À côté des grandes organisations institutionnelles internationales publiques, auxquelles nous avons fait allusion précédemment, se développent des organisations privées et plus informelles comme le Forum de Davos, le groupe de Bilderberg ou le Young Global Leaders et autres réseaux de pouvoir qui s’entremêlent sans que l’on sache leur rôle exact (discussions sur l’état de la planète, pratiques de lobbying). Le fait que leur action se situe au plus haut niveau et mêle des personnalités de pouvoir très diverses dans une optique transnationale qui corrobore la perspective plus économique de la globalisation ne fait rien pour rendre les choses plus transparentes.
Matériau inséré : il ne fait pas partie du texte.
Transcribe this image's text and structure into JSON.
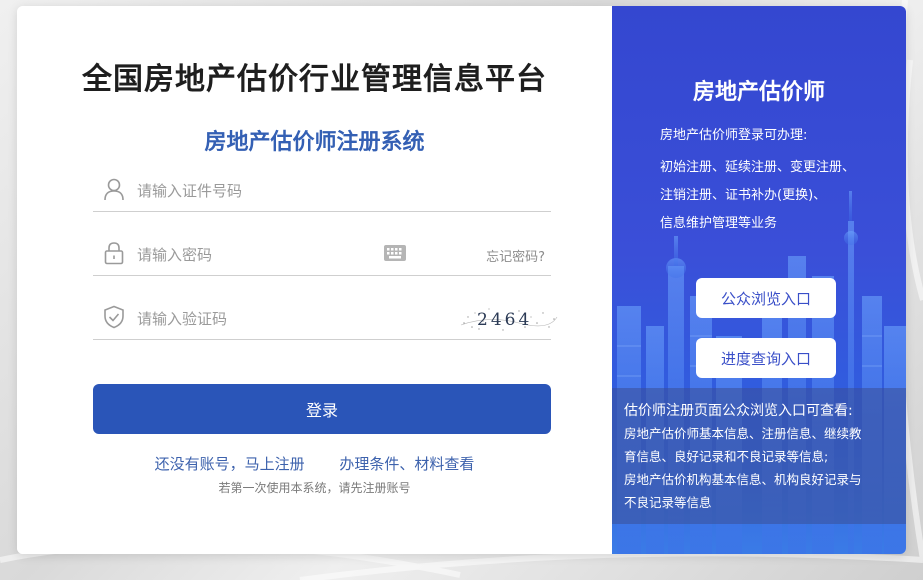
{
  "login": {
    "main_title": "全国房地产估价行业管理信息平台",
    "sub_title": "房地产估价师注册系统",
    "id_placeholder": "请输入证件号码",
    "password_placeholder": "请输入密码",
    "forgot_label": "忘记密码?",
    "captcha_placeholder": "请输入验证码",
    "captcha_text": "2464",
    "login_label": "登录",
    "register_link": "还没有账号，马上注册",
    "conditions_link": "办理条件、材料查看",
    "hint": "若第一次使用本系统，请先注册账号"
  },
  "side": {
    "title": "房地产估价师",
    "intro": "房地产估价师登录可办理:",
    "services": [
      "初始注册、延续注册、变更注册、",
      "注销注册、证书补办(更换)、",
      "信息维护管理等业务"
    ],
    "public_browse_label": "公众浏览入口",
    "progress_query_label": "进度查询入口",
    "info_title": "估价师注册页面公众浏览入口可查看:",
    "info_lines": [
      "房地产估价师基本信息、注册信息、继续教",
      "育信息、良好记录和不良记录等信息;",
      "房地产估价机构基本信息、机构良好记录与",
      "不良记录等信息"
    ]
  },
  "colors": {
    "title": "#1e1e1e",
    "accent": "#3460b4",
    "button": "#2a55b8",
    "side_bg": "#3447d0"
  },
  "icons": {
    "id_field": "user-icon",
    "password_field": "lock-icon",
    "keyboard": "keyboard-icon",
    "captcha_field": "shield-check-icon"
  }
}
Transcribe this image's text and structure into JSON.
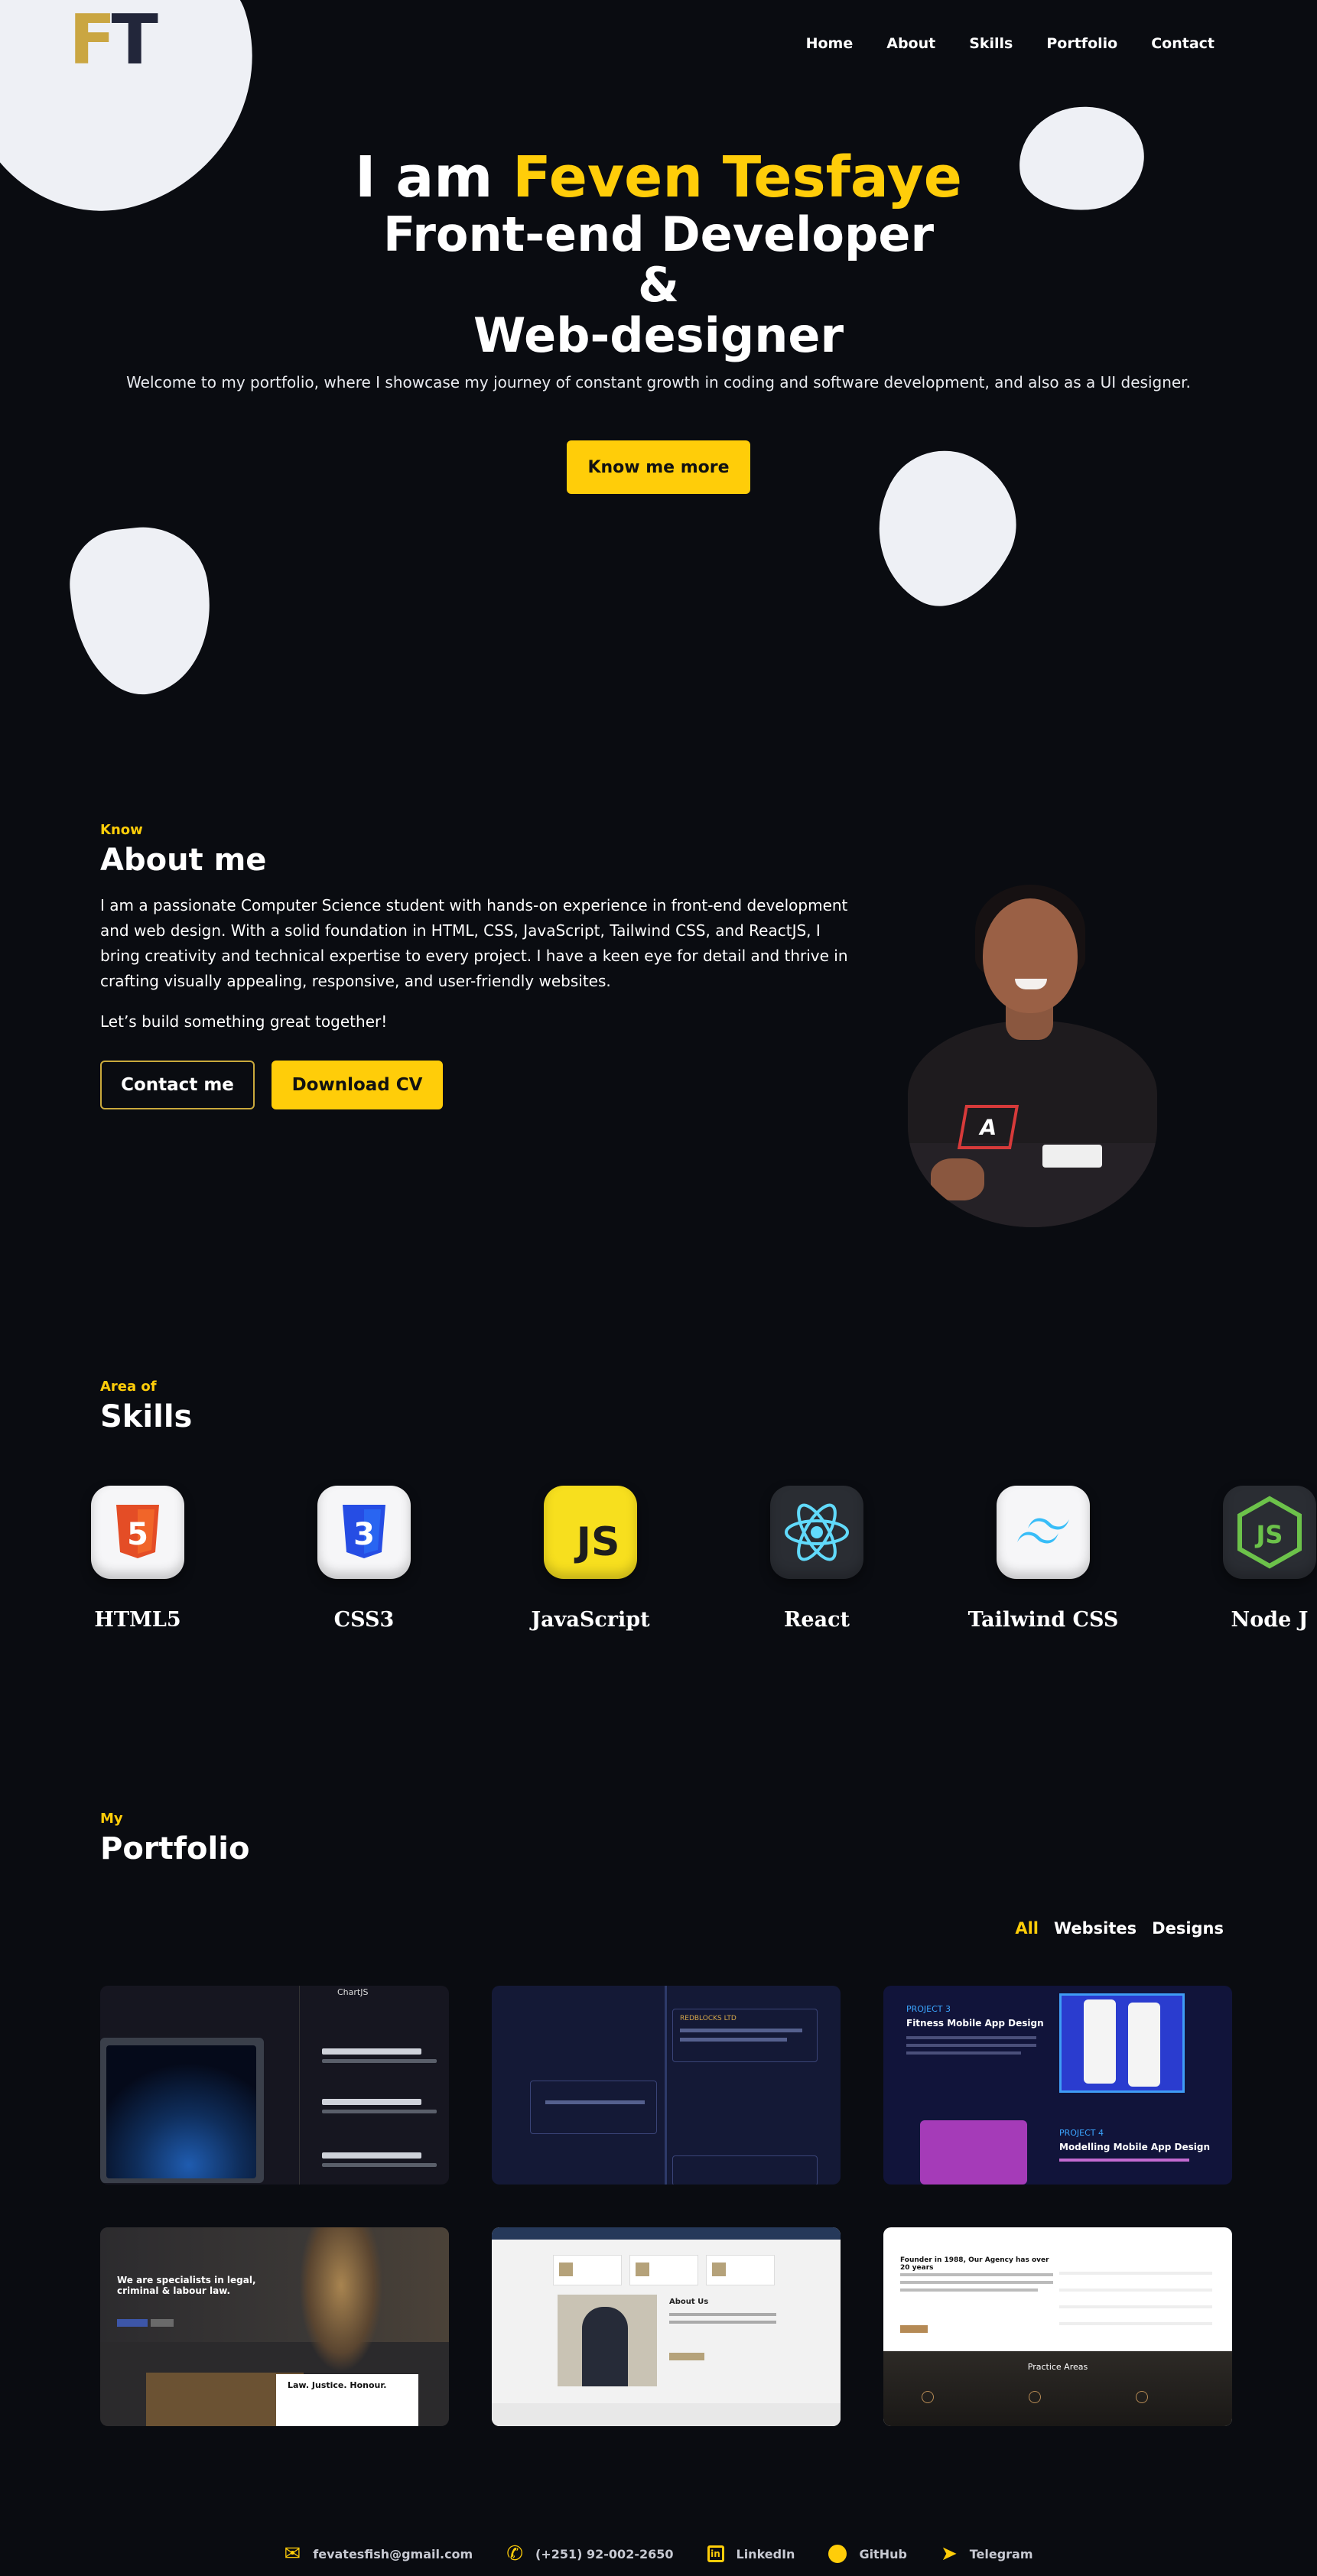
{
  "header": {
    "logo": "FT",
    "nav": [
      "Home",
      "About",
      "Skills",
      "Portfolio",
      "Contact"
    ]
  },
  "hero": {
    "intro": "I am",
    "name": "Feven Tesfaye",
    "role_line1": "Front-end Developer",
    "role_amp": "&",
    "role_line2": "Web-designer",
    "description": "Welcome to my portfolio, where I showcase my journey of constant growth in coding and software development, and also as a UI designer.",
    "cta": "Know me more"
  },
  "about": {
    "kicker": "Know",
    "title": "About me",
    "paragraph": "I am a passionate Computer Science student with hands-on experience in front-end development and web design. With a solid foundation in HTML, CSS, JavaScript, Tailwind CSS, and ReactJS, I bring creativity and technical expertise to every project. I have a keen eye for detail and thrive in crafting visually appealing, responsive, and user-friendly websites.",
    "closing": "Let’s build something great together!",
    "contact_button": "Contact me",
    "download_button": "Download CV"
  },
  "skills": {
    "kicker": "Area of",
    "title": "Skills",
    "items": [
      {
        "name": "HTML5",
        "icon": "html5-icon",
        "label": "5",
        "bg": "#f6f6f8",
        "fg": "#e44d26"
      },
      {
        "name": "CSS3",
        "icon": "css3-icon",
        "label": "3",
        "bg": "#f6f6f8",
        "fg": "#264de4"
      },
      {
        "name": "JavaScript",
        "icon": "javascript-icon",
        "label": "JS",
        "bg": "#f7df1e",
        "fg": "#1e1e1e"
      },
      {
        "name": "React",
        "icon": "react-icon",
        "label": "⚛",
        "bg": "#2a2d33",
        "fg": "#61dafb"
      },
      {
        "name": "Tailwind CSS",
        "icon": "tailwind-icon",
        "label": "≈",
        "bg": "#f6f6f8",
        "fg": "#38bdf8"
      },
      {
        "name": "Node J",
        "icon": "nodejs-icon",
        "label": "JS",
        "bg": "#2a2d33",
        "fg": "#6cc24a"
      }
    ]
  },
  "portfolio": {
    "kicker": "My",
    "title": "Portfolio",
    "filters": [
      "All",
      "Websites",
      "Designs"
    ],
    "cards": [
      {
        "name": "project-chartjs-card",
        "title": "ChartJS",
        "bg": "#161620"
      },
      {
        "name": "project-timeline-card",
        "title": "REDBLOCKS LTD",
        "bg": "#141936"
      },
      {
        "name": "project-mobile-app-card",
        "title": "PROJECT 3",
        "subtitle": "Fitness Mobile App Design",
        "title2": "PROJECT 4",
        "subtitle2": "Modelling Mobile App Design",
        "bg": "#11143a"
      },
      {
        "name": "project-law-card",
        "title": "We are specialists in legal, criminal & labour law.",
        "subtitle": "Law. Justice. Honour.",
        "bg": "#2b2a2c"
      },
      {
        "name": "project-lawyer-profile-card",
        "title": "About Us",
        "bg": "#f2f2f2"
      },
      {
        "name": "project-law-agency-card",
        "title": "Founder in 1988, Our Agency has over 20 years",
        "subtitle": "Practice Areas",
        "bg": "#ffffff"
      }
    ]
  },
  "contact": {
    "email": "fevatesfish@gmail.com",
    "phone": "(+251) 92-002-2650",
    "linkedin": "LinkedIn",
    "github": "GitHub",
    "telegram": "Telegram"
  }
}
Et en conséquence, cela ouvre de nouvelles pistes pour ce qu’on appelait autrefois le « socialisme des imbéciles » (avec éventuellement ses conséquences antisémites), qui prend la partie (la banque, les GAFAM, Big Pharma) pour le tout (le capital).
État et démocratie (les contradictions du niveau II de la domination)
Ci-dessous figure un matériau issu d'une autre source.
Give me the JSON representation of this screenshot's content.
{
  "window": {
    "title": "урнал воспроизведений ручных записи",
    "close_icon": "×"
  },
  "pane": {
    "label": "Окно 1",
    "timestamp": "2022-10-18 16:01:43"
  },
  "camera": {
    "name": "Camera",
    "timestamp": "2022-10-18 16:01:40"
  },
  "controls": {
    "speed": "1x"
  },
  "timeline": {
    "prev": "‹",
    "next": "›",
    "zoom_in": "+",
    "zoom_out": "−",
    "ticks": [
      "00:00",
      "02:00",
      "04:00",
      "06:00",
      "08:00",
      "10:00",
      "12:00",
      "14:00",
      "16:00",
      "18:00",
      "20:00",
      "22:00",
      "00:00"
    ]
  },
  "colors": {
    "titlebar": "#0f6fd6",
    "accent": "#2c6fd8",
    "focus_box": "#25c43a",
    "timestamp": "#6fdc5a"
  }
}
Nous avons développé dans le numéro 20 de Temps critiques la thèse de la fin de la « société civile », au moins en ce qui concerne les aires démocratiques. En effet, avec la prévalence de la forme réseau de l’État, c’est tout le rapport historique entre démocratie et État commencé en Grèce antique et repris sous une autre forme dans la société bourgeoise et capitaliste qui est remis en question. À ce niveau II, les États voient décliner leur forme nation avec la résorption des institutions, la dévalorisation des références et « valeurs » qui y étaient liées et in fine, leur légitimité démocratique avec le désenchantement pour les processus électoraux. De ce fait, ils ont tendance à durcir leurs fonctions régaliennes d’ordre public (criminalisation des luttes, remise en cause partielle du droit de manifester et diverses mesures qui auparavant auraient été jugées liberticides) et moral (l’arsenal déployé pour le respect du politiquement correct) parce que justement les médiations qui faisaient tampons entre les individus et le pouvoir sont affaiblies ou absorbées. Toutefois, ce nouvel ordre moral n’a pas grand-chose à voir, du point de vue du contenu, avec l’ancien ordre moral de la bourgeoisie, qui reposait justement sur ces institutions et valeurs, alors que dorénavant prédominent les opinions et les goûts.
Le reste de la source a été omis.